If those utilities don't work for you, you can also try to use the ffmpeg project (there is some win32 build) to convert it to anything you want, but if you're not familiar with command line, it will really be a pain in the a** to figure the options out.

You'll need an YV12 decoder too, i use FFdshow for that as it's the best video decoding directshow filter around. With a Xvid/Divx install you should be fine too.


wait, it's the ffdshow resize which gave me artifacts, nothing else.
Those tools work just fine

Obin Olson
May 25th, 2005, 05:06 AM
what is wrong with the 3562 Jason that makes them wait for the new chip to come out? I am looking to buy the 3562 but now you have me wondering...

thanks for info

Obin Olson
May 25th, 2005, 05:08 AM
mini itx boards don't have enough datarate to deal with the images we want to see and save in realtime..ou must have a special pci-x card with a built in hard disk scsi, if not you will never display and save in realtime on a computer

Jason Rodriguez
May 25th, 2005, 06:17 AM
The 3562 is fine, it's just that the 3570 has some more features and some "bug" fixes like any new version of anything. If you're wondering whether there are any show-stoppers, the answer to that is a definite "no". It's a great chip. But Jeff and company have been adding a lot more features, etc. in the meantime to the camera itself, and now I guess they're thinking that they might as well wait for the new imagers to make their package complete.

Dont' expect to get any till sometime next year though-if you want to wait till this time next year for the 3570 then I guess you can wait.

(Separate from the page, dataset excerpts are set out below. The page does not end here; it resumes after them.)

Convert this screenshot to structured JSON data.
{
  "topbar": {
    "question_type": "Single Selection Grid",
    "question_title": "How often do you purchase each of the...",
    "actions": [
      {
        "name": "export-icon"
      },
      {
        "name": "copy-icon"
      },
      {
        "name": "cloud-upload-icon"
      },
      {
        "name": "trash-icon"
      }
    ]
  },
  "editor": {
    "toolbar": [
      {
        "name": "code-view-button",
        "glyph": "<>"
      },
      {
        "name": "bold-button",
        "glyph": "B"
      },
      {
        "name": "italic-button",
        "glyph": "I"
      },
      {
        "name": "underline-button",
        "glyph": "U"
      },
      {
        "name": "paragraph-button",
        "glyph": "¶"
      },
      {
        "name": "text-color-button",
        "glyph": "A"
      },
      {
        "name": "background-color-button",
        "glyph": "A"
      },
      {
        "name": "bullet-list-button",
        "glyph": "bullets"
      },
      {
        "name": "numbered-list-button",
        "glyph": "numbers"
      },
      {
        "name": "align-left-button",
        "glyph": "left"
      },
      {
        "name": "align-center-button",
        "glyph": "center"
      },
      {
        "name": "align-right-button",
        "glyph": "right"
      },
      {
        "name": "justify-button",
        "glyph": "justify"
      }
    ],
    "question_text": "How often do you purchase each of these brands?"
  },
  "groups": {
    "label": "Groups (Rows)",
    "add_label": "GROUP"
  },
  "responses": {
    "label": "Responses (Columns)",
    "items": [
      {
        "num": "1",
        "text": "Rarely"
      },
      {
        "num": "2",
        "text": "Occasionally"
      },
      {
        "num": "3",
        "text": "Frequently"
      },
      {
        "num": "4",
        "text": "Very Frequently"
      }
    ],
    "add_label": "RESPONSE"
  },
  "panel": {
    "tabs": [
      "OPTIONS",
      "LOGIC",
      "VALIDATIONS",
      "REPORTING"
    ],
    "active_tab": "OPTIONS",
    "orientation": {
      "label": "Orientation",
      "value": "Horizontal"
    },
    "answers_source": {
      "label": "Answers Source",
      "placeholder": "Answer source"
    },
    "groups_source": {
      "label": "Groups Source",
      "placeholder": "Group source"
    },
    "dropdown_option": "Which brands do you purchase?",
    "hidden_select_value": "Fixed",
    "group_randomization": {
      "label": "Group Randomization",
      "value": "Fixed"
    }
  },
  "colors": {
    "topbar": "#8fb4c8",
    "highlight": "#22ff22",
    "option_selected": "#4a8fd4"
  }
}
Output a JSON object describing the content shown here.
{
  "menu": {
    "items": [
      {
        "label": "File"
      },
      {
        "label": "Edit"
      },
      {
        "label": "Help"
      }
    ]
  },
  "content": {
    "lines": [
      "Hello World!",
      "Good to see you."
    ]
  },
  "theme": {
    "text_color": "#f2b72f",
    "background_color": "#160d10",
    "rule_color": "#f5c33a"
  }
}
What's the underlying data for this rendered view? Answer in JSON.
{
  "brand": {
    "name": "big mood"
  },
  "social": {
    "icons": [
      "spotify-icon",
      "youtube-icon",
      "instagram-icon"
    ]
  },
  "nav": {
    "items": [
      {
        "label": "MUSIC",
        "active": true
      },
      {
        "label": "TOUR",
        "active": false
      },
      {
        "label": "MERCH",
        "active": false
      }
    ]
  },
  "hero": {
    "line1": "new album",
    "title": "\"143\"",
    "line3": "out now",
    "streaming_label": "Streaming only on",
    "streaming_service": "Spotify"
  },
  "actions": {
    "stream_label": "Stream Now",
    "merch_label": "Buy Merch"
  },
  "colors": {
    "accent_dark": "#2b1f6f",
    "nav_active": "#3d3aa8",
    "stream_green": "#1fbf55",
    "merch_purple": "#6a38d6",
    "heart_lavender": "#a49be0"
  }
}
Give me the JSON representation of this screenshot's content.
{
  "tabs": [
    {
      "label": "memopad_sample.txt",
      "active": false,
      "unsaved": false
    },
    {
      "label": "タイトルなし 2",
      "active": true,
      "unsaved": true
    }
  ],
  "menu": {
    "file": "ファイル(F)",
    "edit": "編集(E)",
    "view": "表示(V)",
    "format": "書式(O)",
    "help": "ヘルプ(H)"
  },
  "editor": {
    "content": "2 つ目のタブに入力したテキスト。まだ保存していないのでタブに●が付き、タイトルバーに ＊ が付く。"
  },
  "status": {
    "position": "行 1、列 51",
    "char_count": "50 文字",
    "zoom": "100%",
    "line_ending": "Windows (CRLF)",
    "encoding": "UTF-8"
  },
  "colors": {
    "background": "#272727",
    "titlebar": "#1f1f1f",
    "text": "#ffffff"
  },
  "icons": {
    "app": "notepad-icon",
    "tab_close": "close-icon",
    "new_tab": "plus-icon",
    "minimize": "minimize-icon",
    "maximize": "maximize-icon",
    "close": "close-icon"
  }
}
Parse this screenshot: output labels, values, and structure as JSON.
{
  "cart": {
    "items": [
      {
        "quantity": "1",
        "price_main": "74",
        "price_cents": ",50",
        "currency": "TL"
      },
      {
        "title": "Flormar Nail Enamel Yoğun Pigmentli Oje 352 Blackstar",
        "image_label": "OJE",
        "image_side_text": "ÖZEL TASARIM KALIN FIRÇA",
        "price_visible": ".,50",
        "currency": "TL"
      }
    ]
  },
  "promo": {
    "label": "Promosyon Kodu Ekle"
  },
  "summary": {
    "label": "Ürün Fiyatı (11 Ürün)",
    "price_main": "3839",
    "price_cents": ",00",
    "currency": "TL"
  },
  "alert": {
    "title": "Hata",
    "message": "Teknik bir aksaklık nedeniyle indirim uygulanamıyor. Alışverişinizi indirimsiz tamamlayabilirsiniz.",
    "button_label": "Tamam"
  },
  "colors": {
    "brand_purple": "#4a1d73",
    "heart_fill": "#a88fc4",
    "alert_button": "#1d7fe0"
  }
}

But it would sort of be like waiting for a new Pentium V or something like that, and when that comes around, there'll be something else new.

The 3562 works, and if you want to use it, use it.

Obin Olson
May 25th, 2005, 11:46 AM
Jason IYHO is the 3562 worth a camera being built around it?. From what you have seen would you shoot with it on any project? or just lowbudget stuff?

I need to get some feedback as I can't seem to get any images from Altasens taken with the 3562...


Jason, again thank you so much for your help as you are the only person I know that has seen 3562 images...

Obin Olson
May 25th, 2005, 12:03 PM
BTW we are still working with the ATA spec and getting hard disks to write/read data for the system..no real updates at this time ;)...

Ben Syverson
May 29th, 2005, 12:06 AM
Obin,

Are you using two 7200rpm laptop HDs in RAID 0? If so, you should be able to get 1080 @ 24fps in 10bit, but probably not 12 bit, unless you do some kind of compression.

Rob LaPoint
June 3rd, 2005, 04:19 AM
I just can't stand to see this thread so far down the page.. How is the project going Obin? Also I just learned an interesting tidbit for what its worth; the OLED display inside the Kinetta costs $6000!

Obin Olson
June 3rd, 2005, 06:54 AM
plowing away at it Rob at this point, hardware is not an easy task..but would I expect it to be at this point? LOL

not much to say at this point..still getting disks to talk with chips..;)

Régine Weinberg
June 14th, 2005, 12:21 AM
got this from Steve Nordhauser
..................................................................................................
We do have the SI-1920HD which does use the Altasens.
Camera link $3995 USD camera alone
with a 64 bit frame grabber $4995
Gigabit ethernet $4995

We are working on a software package for the SI-1920HD that will work with the gigabit interface, provide 24fps of 12 bit lossless HD recording to disk and a live preview window. It has an exporter to write AVI, sequential TIFF and other formats. This will be released at $1995 but is being sold now for $1495 to early adopters with at least a year of updates.
Regards,
.................................................................................................

it's way cheaper as a Kinetta and not much more $$ as some "high end " DV HD stuff. So what
ronald

Radek Svoboda
June 14th, 2005, 06:37 AM
We do have the SI-1920HD which does use the Altasens.

We are working on a software package for the SI-1920HD that will work with the gigabit interface, provide 24fps of 12 bit lossless HD recording to disk and a live preview window.

Please put into layman's terms. I own FX1E but would like to get better film camera. I don't understand much of technical stuff but I am familiar with picture quality from 1. FX/Z1, 2. F900 and 3. F950, all recorded to tape.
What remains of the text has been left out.